Back when they first toured the 4,000-square-foot apartment in Canton that soon would become their home, Sloane Brown and her husband, Steve Sobelman, were awestruck by the sweeping views of Baltimore’s waterfront.
Making the point more dramatic was the fact that the vista was enhanced by two balconies, the result of a real estate trend of combining multiple units into one supersized dwelling.
“We don’t ever end up being claustrophobic,” says Brown, a local media personality and jewelry designer, of the airy apartment in Canton Cove with windows that extend from floor to ceiling and the second kitchen serves as a laundry room and catering kitchen. “It’s a really nice home that flows.”
Throughout the Baltimore metro area, realtors say such hyper-apartments and even expanding row houses and duplexes are springing up as families seek to live in the city, but in mega dwellings rivaling the size of luxury and land-enriched “McMansions” in Baltimore’s surrounding suburban counties. The practice is usually undertaken by wealthy homeowners, some realtors say, who have expendable income for renovations and repairs that can extend the purchase price by six figures.
The most famous condo-consolidation was the November purchase of three luxury Inner Harbor penthouse units by best selling author, video game developer and Orioles part-owner Tom Clancy.
Clancy, a former insurance salesman turned author of such hits as “The Hunt for Red October,” “Clear and Present Danger” and “The Sum of All Fears”, purchased three adjoining units at the swank Ritz-Carlton Residences on Key Highway to combine into an 11,959-square-foot top-floor dwelling.

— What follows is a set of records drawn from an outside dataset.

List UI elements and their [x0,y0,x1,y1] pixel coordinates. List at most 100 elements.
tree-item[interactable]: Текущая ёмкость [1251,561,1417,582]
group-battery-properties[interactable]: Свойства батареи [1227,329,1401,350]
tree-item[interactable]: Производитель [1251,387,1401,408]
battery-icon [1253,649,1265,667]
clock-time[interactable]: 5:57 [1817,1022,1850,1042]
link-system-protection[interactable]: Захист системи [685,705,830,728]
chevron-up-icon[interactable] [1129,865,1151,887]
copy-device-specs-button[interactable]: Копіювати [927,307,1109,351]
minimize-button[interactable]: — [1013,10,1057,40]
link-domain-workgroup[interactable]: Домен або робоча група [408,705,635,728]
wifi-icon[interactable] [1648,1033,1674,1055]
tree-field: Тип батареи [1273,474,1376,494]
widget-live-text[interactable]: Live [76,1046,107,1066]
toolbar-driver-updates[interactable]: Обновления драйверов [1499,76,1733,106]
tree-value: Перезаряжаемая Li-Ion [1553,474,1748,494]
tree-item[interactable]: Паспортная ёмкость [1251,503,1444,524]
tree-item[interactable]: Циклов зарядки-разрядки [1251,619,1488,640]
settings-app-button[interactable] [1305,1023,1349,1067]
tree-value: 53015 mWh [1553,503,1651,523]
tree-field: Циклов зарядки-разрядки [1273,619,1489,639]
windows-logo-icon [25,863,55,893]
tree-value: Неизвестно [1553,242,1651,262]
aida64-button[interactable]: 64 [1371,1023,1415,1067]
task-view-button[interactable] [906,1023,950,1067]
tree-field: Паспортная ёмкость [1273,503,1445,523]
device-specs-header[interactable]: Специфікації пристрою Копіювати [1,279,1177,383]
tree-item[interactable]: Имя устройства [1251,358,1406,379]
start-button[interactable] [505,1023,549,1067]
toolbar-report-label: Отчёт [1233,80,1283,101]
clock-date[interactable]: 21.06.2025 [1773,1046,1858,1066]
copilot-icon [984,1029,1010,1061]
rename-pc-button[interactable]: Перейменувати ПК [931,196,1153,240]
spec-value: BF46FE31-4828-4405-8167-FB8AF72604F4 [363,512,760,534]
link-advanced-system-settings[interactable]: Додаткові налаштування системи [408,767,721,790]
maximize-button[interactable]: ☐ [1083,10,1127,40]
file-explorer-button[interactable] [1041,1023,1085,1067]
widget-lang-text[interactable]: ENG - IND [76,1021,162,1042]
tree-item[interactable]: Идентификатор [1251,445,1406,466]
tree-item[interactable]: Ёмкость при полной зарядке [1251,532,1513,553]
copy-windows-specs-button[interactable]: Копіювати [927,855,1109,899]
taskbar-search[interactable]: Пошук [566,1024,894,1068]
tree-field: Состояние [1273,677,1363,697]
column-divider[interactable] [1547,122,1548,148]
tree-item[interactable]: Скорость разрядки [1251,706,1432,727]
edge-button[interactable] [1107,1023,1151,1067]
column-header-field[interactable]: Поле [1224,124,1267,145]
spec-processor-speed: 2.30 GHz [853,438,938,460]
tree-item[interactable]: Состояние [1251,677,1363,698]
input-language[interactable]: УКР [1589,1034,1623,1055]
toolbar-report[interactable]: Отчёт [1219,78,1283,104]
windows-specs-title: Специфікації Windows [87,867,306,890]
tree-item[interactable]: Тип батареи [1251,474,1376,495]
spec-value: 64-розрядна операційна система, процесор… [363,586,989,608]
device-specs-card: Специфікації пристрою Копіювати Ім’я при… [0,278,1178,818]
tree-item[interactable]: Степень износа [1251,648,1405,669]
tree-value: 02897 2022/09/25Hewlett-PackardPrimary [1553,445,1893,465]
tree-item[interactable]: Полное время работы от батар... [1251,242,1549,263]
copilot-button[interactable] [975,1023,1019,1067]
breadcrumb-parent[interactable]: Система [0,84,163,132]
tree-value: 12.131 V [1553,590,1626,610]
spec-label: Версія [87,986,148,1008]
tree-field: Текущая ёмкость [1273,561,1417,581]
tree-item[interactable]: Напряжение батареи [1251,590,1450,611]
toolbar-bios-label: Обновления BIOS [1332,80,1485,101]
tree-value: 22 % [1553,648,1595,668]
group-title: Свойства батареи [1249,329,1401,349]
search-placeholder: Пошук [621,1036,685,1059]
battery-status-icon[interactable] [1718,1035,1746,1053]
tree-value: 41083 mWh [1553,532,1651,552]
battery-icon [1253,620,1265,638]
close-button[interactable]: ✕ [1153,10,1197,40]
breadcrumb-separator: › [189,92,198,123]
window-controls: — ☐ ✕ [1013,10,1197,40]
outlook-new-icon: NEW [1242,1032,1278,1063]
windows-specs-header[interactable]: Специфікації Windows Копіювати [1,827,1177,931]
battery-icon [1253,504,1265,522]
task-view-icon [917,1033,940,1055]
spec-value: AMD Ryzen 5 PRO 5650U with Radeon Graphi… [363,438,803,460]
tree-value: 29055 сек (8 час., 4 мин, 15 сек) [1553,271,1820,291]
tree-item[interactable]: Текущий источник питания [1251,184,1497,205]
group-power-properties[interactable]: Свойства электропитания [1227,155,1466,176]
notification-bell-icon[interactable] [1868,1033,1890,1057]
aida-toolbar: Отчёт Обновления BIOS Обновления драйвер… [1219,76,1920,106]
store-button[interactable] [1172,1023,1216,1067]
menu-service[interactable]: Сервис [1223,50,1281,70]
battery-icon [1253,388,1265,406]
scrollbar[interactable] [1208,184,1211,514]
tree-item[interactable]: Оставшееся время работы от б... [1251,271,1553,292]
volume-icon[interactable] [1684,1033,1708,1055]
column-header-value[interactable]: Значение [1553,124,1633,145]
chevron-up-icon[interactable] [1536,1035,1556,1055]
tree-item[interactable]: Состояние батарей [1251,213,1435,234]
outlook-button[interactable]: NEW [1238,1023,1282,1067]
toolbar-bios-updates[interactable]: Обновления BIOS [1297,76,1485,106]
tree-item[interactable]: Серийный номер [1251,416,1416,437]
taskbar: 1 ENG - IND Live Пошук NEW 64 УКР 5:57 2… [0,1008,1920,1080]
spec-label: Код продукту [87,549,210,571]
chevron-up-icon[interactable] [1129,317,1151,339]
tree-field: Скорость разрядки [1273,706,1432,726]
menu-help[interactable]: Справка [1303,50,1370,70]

With only 23 of 191 units sold this fall, sales at the luxury complex, which opened in May 2008, had been stymied by the collapse of Wall Street and the recession.

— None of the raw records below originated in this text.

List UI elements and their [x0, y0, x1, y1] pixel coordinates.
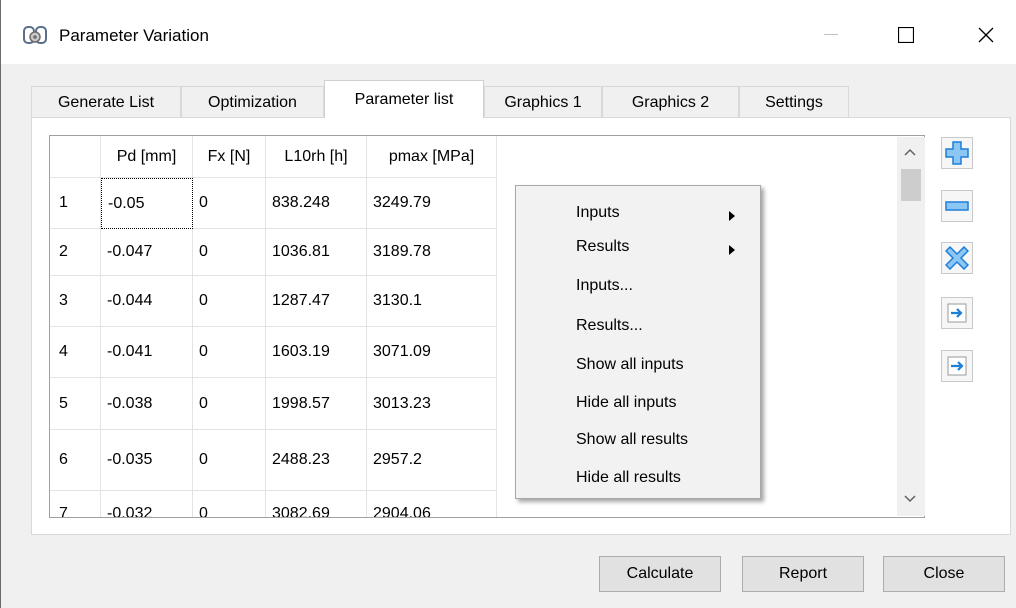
tab-parameter-list[interactable]: Parameter list	[324, 80, 484, 118]
column-header-l10rh[interactable]: L10rh [h]	[266, 136, 367, 178]
menu-item-hide-all-results[interactable]: Hide all results	[517, 461, 759, 495]
table-cell[interactable]: 0	[193, 327, 266, 378]
table-cell[interactable]: 0	[193, 378, 266, 430]
row-header[interactable]: 2	[50, 229, 101, 276]
table-cell[interactable]: 3082.69	[266, 491, 367, 517]
table-cell[interactable]: -0.041	[101, 327, 193, 378]
delete-all-button[interactable]	[941, 242, 973, 274]
menu-item-results-dialog[interactable]: Results...	[517, 309, 759, 343]
menu-item-label: Inputs	[576, 204, 620, 221]
add-row-button[interactable]	[941, 137, 973, 169]
row-header[interactable]: 1	[50, 178, 101, 229]
remove-row-icon	[945, 201, 969, 211]
table-cell[interactable]: 0	[193, 276, 266, 327]
import-icon	[947, 303, 967, 323]
column-header-pmax[interactable]: pmax [MPa]	[367, 136, 497, 178]
tab-settings[interactable]: Settings	[739, 86, 849, 118]
export-icon	[947, 356, 967, 376]
table-cell[interactable]: 838.248	[266, 178, 367, 229]
tab-generate-list[interactable]: Generate List	[31, 86, 181, 118]
close-button[interactable]: Close	[883, 556, 1005, 592]
table-cell[interactable]: -0.038	[101, 378, 193, 430]
table-cell[interactable]: 2488.23	[266, 430, 367, 491]
column-header-fx[interactable]: Fx [N]	[193, 136, 266, 178]
tab-graphics-1[interactable]: Graphics 1	[484, 86, 602, 118]
menu-item-inputs-submenu[interactable]: Inputs	[517, 196, 759, 230]
report-button[interactable]: Report	[742, 556, 864, 592]
table-cell[interactable]: 0	[193, 229, 266, 276]
submenu-arrow-icon	[729, 208, 735, 226]
tab-graphics-2[interactable]: Graphics 2	[602, 86, 739, 118]
table-cell[interactable]: 0	[193, 430, 266, 491]
submenu-arrow-icon	[729, 242, 735, 260]
calculate-button[interactable]: Calculate	[599, 556, 721, 592]
table-cell[interactable]: -0.035	[101, 430, 193, 491]
add-row-icon	[945, 141, 969, 165]
table-cell[interactable]: -0.05	[101, 178, 193, 229]
row-header[interactable]: 5	[50, 378, 101, 430]
table-cell[interactable]: 2957.2	[367, 430, 497, 491]
menu-item-results-submenu[interactable]: Results	[517, 230, 759, 264]
table-cell[interactable]: 0	[193, 178, 266, 229]
column-header-pd[interactable]: Pd [mm]	[101, 136, 193, 178]
row-header[interactable]: 7	[50, 491, 101, 517]
app-logo-icon	[23, 24, 47, 46]
table-cell[interactable]: 3189.78	[367, 229, 497, 276]
row-header[interactable]: 3	[50, 276, 101, 327]
table-cell[interactable]: 1603.19	[266, 327, 367, 378]
table-cell[interactable]: 3013.23	[367, 378, 497, 430]
close-icon	[978, 27, 994, 43]
table-cell[interactable]: 3130.1	[367, 276, 497, 327]
menu-item-hide-all-inputs[interactable]: Hide all inputs	[517, 386, 759, 420]
table-cell[interactable]: -0.044	[101, 276, 193, 327]
maximize-icon	[898, 27, 914, 43]
table-vertical-scrollbar[interactable]	[897, 137, 925, 516]
table-cell[interactable]: -0.032	[101, 491, 193, 517]
tab-optimization[interactable]: Optimization	[181, 86, 324, 118]
table-cell[interactable]: 2904.06	[367, 491, 497, 517]
minimize-button[interactable]	[811, 18, 851, 52]
title-bar[interactable]: Parameter Variation	[1, 0, 1016, 64]
row-header[interactable]: 6	[50, 430, 101, 491]
context-menu: Inputs Results Inputs... Results... Show…	[515, 185, 761, 499]
parameter-table[interactable]: Pd [mm] Fx [N] L10rh [h] pmax [MPa] 1 -0…	[49, 135, 925, 518]
table-cell[interactable]: 1998.57	[266, 378, 367, 430]
row-header[interactable]: 4	[50, 327, 101, 378]
menu-item-inputs-dialog[interactable]: Inputs...	[517, 269, 759, 303]
corner-header[interactable]	[50, 136, 101, 178]
table-cell[interactable]: 3249.79	[367, 178, 497, 229]
table-cell[interactable]: 3071.09	[367, 327, 497, 378]
table-cell[interactable]: 0	[193, 491, 266, 517]
close-window-button[interactable]	[966, 18, 1006, 52]
menu-item-label: Results	[576, 238, 630, 255]
parameter-variation-window: Parameter Variation Generate List Optimi…	[0, 0, 1016, 608]
remove-row-button[interactable]	[941, 190, 973, 222]
import-button[interactable]	[941, 297, 973, 329]
menu-item-show-all-inputs[interactable]: Show all inputs	[517, 348, 759, 382]
window-title: Parameter Variation	[59, 26, 209, 45]
minimize-icon	[824, 34, 838, 35]
maximize-button[interactable]	[886, 18, 926, 52]
scrollbar-thumb[interactable]	[901, 169, 921, 201]
scroll-down-arrow-icon[interactable]	[904, 490, 916, 508]
scroll-up-arrow-icon[interactable]	[904, 143, 916, 161]
menu-item-show-all-results[interactable]: Show all results	[517, 423, 759, 457]
table-cell[interactable]: 1287.47	[266, 276, 367, 327]
delete-all-icon	[945, 246, 969, 270]
table-cell[interactable]: -0.047	[101, 229, 193, 276]
table-cell[interactable]: 1036.81	[266, 229, 367, 276]
export-button[interactable]	[941, 350, 973, 382]
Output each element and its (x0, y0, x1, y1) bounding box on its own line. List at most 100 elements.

Clancy’s $12.6 million purchase made headlines and the end result – a four-bedroom, six and a half-bath luxury pad with a home theatre, three semi-private elevators and a half-dozen balconies – is the stuff of local legend, said Bob Merbler, a realtor with Yerman, Witman, Gaines & Conklin Realty of Federal Hill. Overall, the super-unit will be the size of five “typical new U.S. houses,” according to a November 19, 2009 article in The Sun.
Soon, workmen will return to the Ritz-Carlton Residences to begin the process of merging the three Clancy units, joining electrical and plumbing work and breaking down walls.
Merbler, who specializes in luxury homes near the Inner Harbor, said combining units into one large house is often a labor of love. Along with the added square footage comes a higher property tax and utility bill as well as certain historic and architectural design expenses.
“Generally if people are looking for more space, they end up moving to the burbs,” Merbler said. “But to stay in the city and go through the conversion process, the rules and regulations of historic concerns and city taxes, it’s a chore. You really have to want to do it. It’s a lot easier to go out and buy a piece of land.”
Merbler said the phenomenon of combining dwelling units is not limited to apartment buildings.
Two years ago, he had a client who lived in a row house in the trendy 200 block of East Montgomery Street who then purchased two additional row houses flanking the original abode. With a trio of dwellings, and permits in hand, the owner hired contractors who began the process of knocking down walls and rewiring electricity. The construction took about a year, but the end result was a spectacular conversion, made unique because the dwelling still looks like three separate row houses from the street.
“It is truly magnificent,” Merbler said, of the property.